An Incorrect Initialization of Resource vulnerability in the packet forwarding engine (pfe) of Juniper Networks Junos OS on specific EX Series and QFX Series device allows an unauthenticated, network-based attacker to cause an integrity impact to downstream networks.
When the same family inet or inet6 filter is applied on an IRB interface and on a physical interface as egress filter on EX4100, EX4400, EX4650 and QFX5120 devices, only one of the two filters will be applied, which can lead to traffic being sent out one of these interfaces which should have been blocked.

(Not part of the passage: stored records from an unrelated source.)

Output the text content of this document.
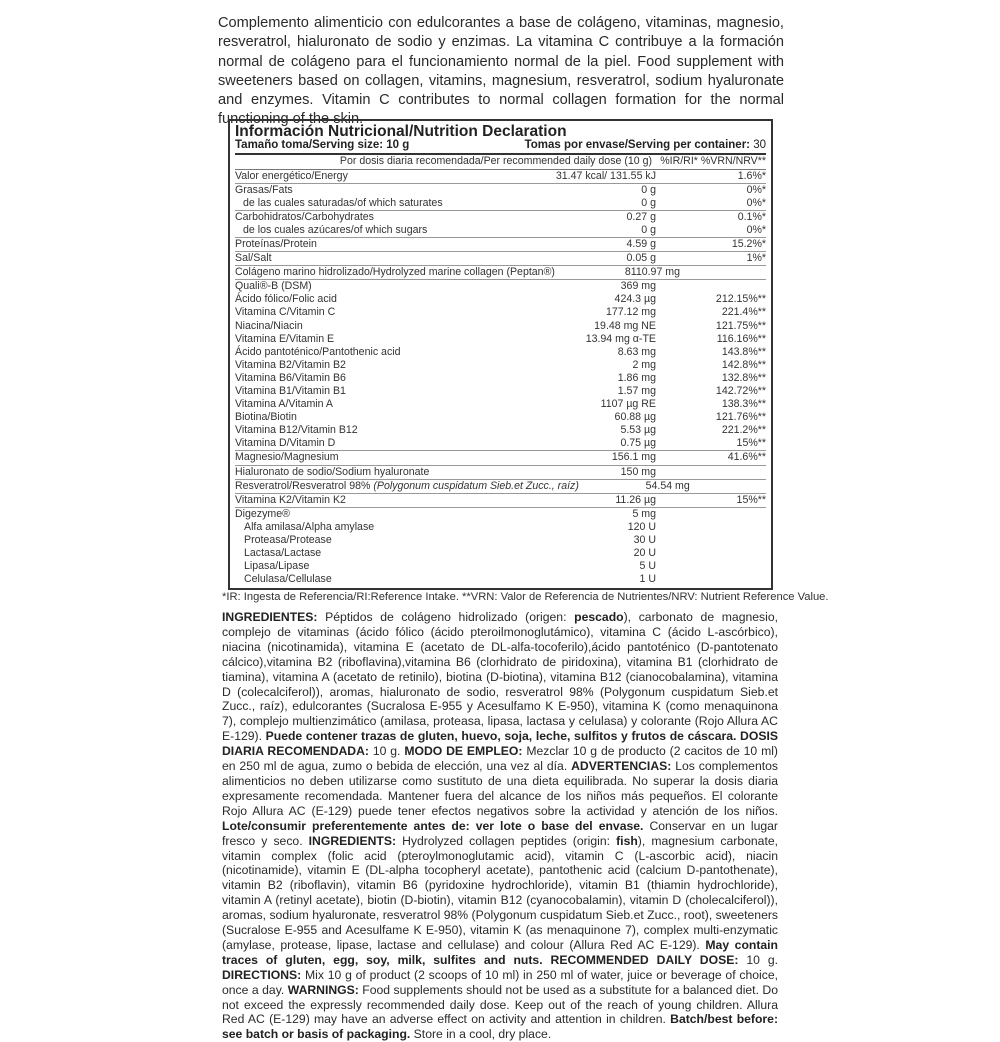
Complemento alimenticio con edulcorantes a base de colágeno, vitaminas, magnesio, resveratrol, hialuronato de sodio y enzimas. La vitamina C contribuye a la formación normal de colágeno para el funcionamiento normal de la piel. Food supplement with sweeteners based on collagen, vitamins, magnesium, resveratrol, sodium hyaluronate and enzymes. Vitamin C contributes to normal collagen formation for the normal functioning of the skin.
Información Nutricional/Nutrition Declaration
Tamaño toma/Serving size: 10 g	Tomas por envase/Serving per container: 30
Por dosis diaria recomendada/Per recommended daily dose (10 g) %IR/RI* %VRN/NRV**
Valor energético/Energy	31.47 kcal/ 131.55 kJ	1.6%*
Grasas/Fats	0 g	0%*
de las cuales saturadas/of which saturates	0 g	0%*
Carbohidratos/Carbohydrates	0.27 g	0.1%*
de los cuales azúcares/of which sugars	0 g	0%*
Proteínas/Protein	4.59 g	15.2%*
Sal/Salt	0.05 g	1%*
Colágeno marino hidrolizado/Hydrolyzed marine collagen (Peptan®)	8110.97 mg
Quali®-B (DSM)	369 mg
Ácido fólico/Folic acid	424.3 µg	212.15%**
Vitamina C/Vitamin C	177.12 mg	221.4%**
Niacina/Niacin	19.48 mg NE	121.75%**
Vitamina E/Vitamin E	13.94 mg α-TE	116.16%**
Ácido pantoténico/Pantothenic acid	8.63 mg	143.8%**
Vitamina B2/Vitamin B2	2 mg	142.8%**
Vitamina B6/Vitamin B6	1.86 mg	132.8%**
Vitamina B1/Vitamin B1	1.57 mg	142.72%**
Vitamina A/Vitamin A	1107 µg RE	138.3%**
Biotina/Biotin	60.88 µg	121.76%**
Vitamina B12/Vitamin B12	5.53 µg	221.2%**
Vitamina D/Vitamin D	0.75 µg	15%**
Magnesio/Magnesium	156.1 mg	41.6%**
Hialuronato de sodio/Sodium hyaluronate	150 mg
Resveratrol/Resveratrol 98% (Polygonum cuspidatum Sieb.et Zucc., raíz)	54.54 mg
Vitamina K2/Vitamin K2	11.26 µg	15%**
Digezyme®	5 mg
Alfa amilasa/Alpha amylase	120 U
Proteasa/Protease	30 U
Lactasa/Lactase	20 U
Lipasa/Lipase	5 U
Celulasa/Cellulase	1 U
*IR: Ingesta de Referencia/RI:Reference Intake. **VRN: Valor de Referencia de Nutrientes/NRV: Nutrient Reference Value.
INGREDIENTES: Péptidos de colágeno hidrolizado (origen: pescado), carbonato de magnesio, complejo de vitaminas (ácido fólico (ácido pteroilmonoglutámico), vitamina C (ácido L-ascórbico), niacina (nicotinamida), vitamina E (acetato de DL-alfa-tocoferilo),ácido pantoténico (D-pantotenato cálcico),vitamina B2 (riboflavina),vitamina B6 (clorhidrato de piridoxina), vitamina B1 (clorhidrato de tiamina), vitamina A (acetato de retinilo), biotina (D-biotina), vitamina B12 (cianocobalamina), vitamina D (colecalciferol)), aromas, hialuronato de sodio, resveratrol 98% (Polygonum cuspidatum Sieb.et Zucc., raíz), edulcorantes (Sucralosa E-955 y Acesulfamo K E-950), vitamina K (como menaquinona 7), complejo multienzimático (amilasa, proteasa, lipasa, lactasa y celulasa) y colorante (Rojo Allura AC E-129). Puede contener trazas de gluten, huevo, soja, leche, sulfitos y frutos de cáscara. DOSIS DIARIA RECOMENDADA: 10 g. MODO DE EMPLEO: Mezclar 10 g de producto (2 cacitos de 10 ml) en 250 ml de agua, zumo o bebida de elección, una vez al día. ADVERTENCIAS: Los complementos alimenticios no deben utilizarse como sustituto de una dieta equilibrada. No superar la dosis diaria expresamente recomendada. Mantener fuera del alcance de los niños más pequeños. El colorante Rojo Allura AC (E-129) puede tener efectos negativos sobre la actividad y atención de los niños. Lote/consumir preferentemente antes de: ver lote o base del envase. Conservar en un lugar fresco y seco. INGREDIENTS: Hydrolyzed collagen peptides (origin: fish), magnesium carbonate, vitamin complex (folic acid (pteroylmonoglutamic acid), vitamin C (L-ascorbic acid), niacin (nicotinamide), vitamin E (DL-alpha tocopheryl acetate), pantothenic acid (calcium D-pantothenate), vitamin B2 (riboflavin), vitamin B6 (pyridoxine hydrochloride), vitamin B1 (thiamin hydrochloride), vitamin A (retinyl acetate), biotin (D-biotin), vitamin B12 (cyanocobalamin), vitamin D (cholecalciferol)), aromas, sodium hyaluronate, resveratrol 98% (Polygonum cuspidatum Sieb.et Zucc., root), sweeteners (Sucralose E-955 and Acesulfame K E-950), vitamin K (as menaquinone 7), complex multi-enzymatic (amylase, protease, lipase, lactase and cellulase) and colour (Allura Red AC E-129). May contain traces of gluten, egg, soy, milk, sulfites and nuts. RECOMMENDED DAILY DOSE: 10 g. DIRECTIONS: Mix 10 g of product (2 scoops of 10 ml) in 250 ml of water, juice or beverage of choice, once a day. WARNINGS: Food supplements should not be used as a substitute for a balanced diet. Do not exceed the expressly recommended daily dose. Keep out of the reach of young children. Allura Red AC (E-129) may have an adverse effect on activity and attention in children. Batch/best before: see batch or basis of packaging. Store in a cool, dry place.
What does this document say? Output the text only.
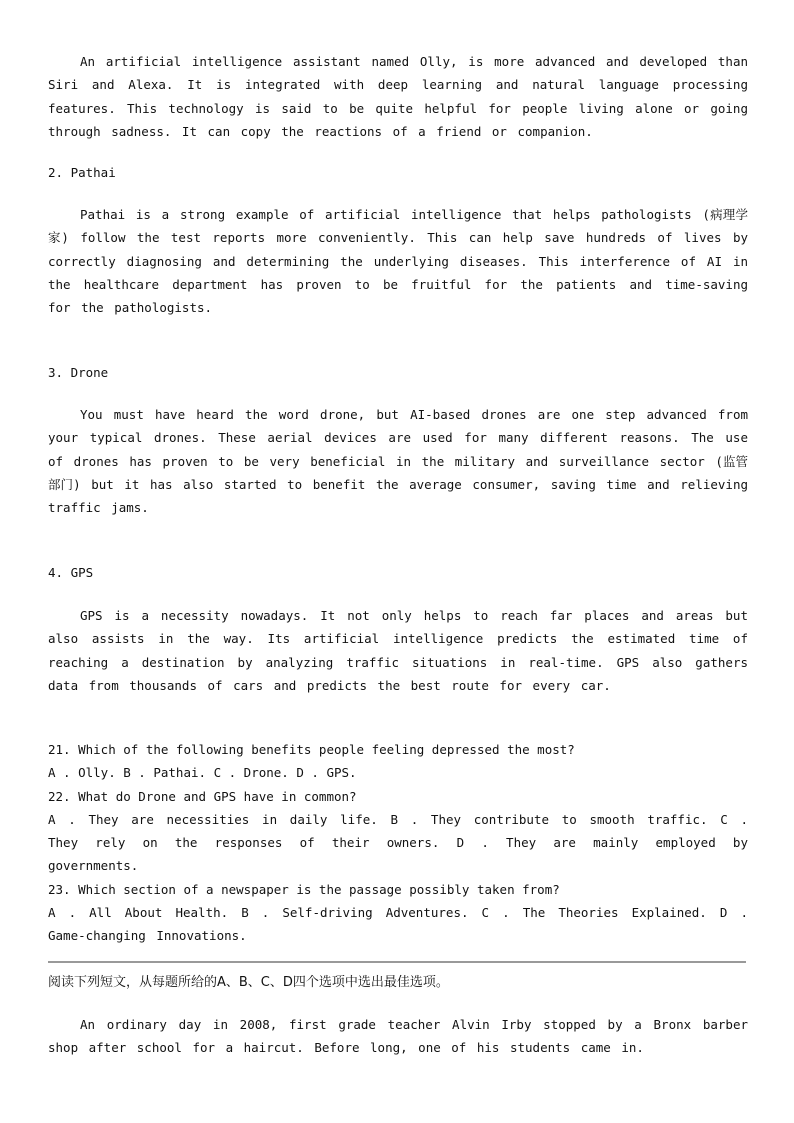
An artificial intelligence assistant named Olly, is more advanced and developed than Siri and Alexa. It is integrated with deep learning and natural language processing features. This technology is said to be quite helpful for people living alone or going through sadness. It can copy the reactions of a friend or companion.

2. Pathai

Pathai is a strong example of artificial intelligence that helps pathologists (病理学家) follow the test reports more conveniently. This can help save hundreds of lives by correctly diagnosing and determining the underlying diseases. This interference of AI in the healthcare department has proven to be fruitful for the patients and time-saving for the pathologists.

3. Drone

You must have heard the word drone, but AI-based drones are one step advanced from your typical drones. These aerial devices are used for many different reasons. The use of drones has proven to be very beneficial in the military and surveillance sector (监管部门) but it has also started to benefit the average consumer, saving time and relieving traffic jams.

4. GPS

GPS is a necessity nowadays. It not only helps to reach far places and areas but also assists in the way. Its artificial intelligence predicts the estimated time of reaching a destination by analyzing traffic situations in real-time. GPS also gathers data from thousands of cars and predicts the best route for every car.

21. Which of the following benefits people feeling depressed the most?
A . Olly. B . Pathai. C . Drone. D . GPS.
22. What do Drone and GPS have in common?
A . They are necessities in daily life. B . They contribute to smooth traffic. C . They rely on the responses of their owners. D . They are mainly employed by governments.
23. Which section of a newspaper is the passage possibly taken from?
A . All About Health. B . Self-driving Adventures. C . The Theories Explained. D . Game-changing Innovations.

阅读下列短文，从每题所给的A、B、C、D四个选项中选出最佳选项。

An ordinary day in 2008, first grade teacher Alvin Irby stopped by a Bronx barber shop after school for a haircut. Before long, one of his students came in.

This issue affects Junos OS on EX Series and QFX Series:
* 23.4 version 23.4R2-S6,
* 24.2 version 24.2R2-S3.
No other Junos OS versions are affected.
For a device to be affected the same filter needs to be applied as output to an IRB interface and a non-IRB interface as shown in the following example:
interfaces <interface1> unit <unit1> family inet/inet6 filter output <filter>
vlans <vlan_name> vlan-id <vlan#>
vlans <vlan_name> l3-interface irb.<unit2>
interfaces <interface2> unit <unit3> family ethernet-switching vlan members <vlan_name>
interfaces irb unit <unit2> family inet/inet6 filter output <filter>
Juniper SIRT is not aware of any malicious exploitation of this vulnerability.
Two different workarounds are available:
- create the same filter but under a different name and apply that to one of the interfaces, so that each interface has a unique copy of the filter in question as shown in the following example:
user@host# copy ... <filter> to ... <filter2>
user@host# set interfaces irb unit <unit2> family inet/inet6 filter output <filter2>
- configure the filter as "interface specific" by adding the keyword to the filter definition:
[ firewall family inet/inet6 filter <filter> interface-specific ]
which implicitly creates a copy of the original filter per applied interface.
The following software releases have been updated to resolve this specific issue: 23.4R2-S7, 24.2R2-S4.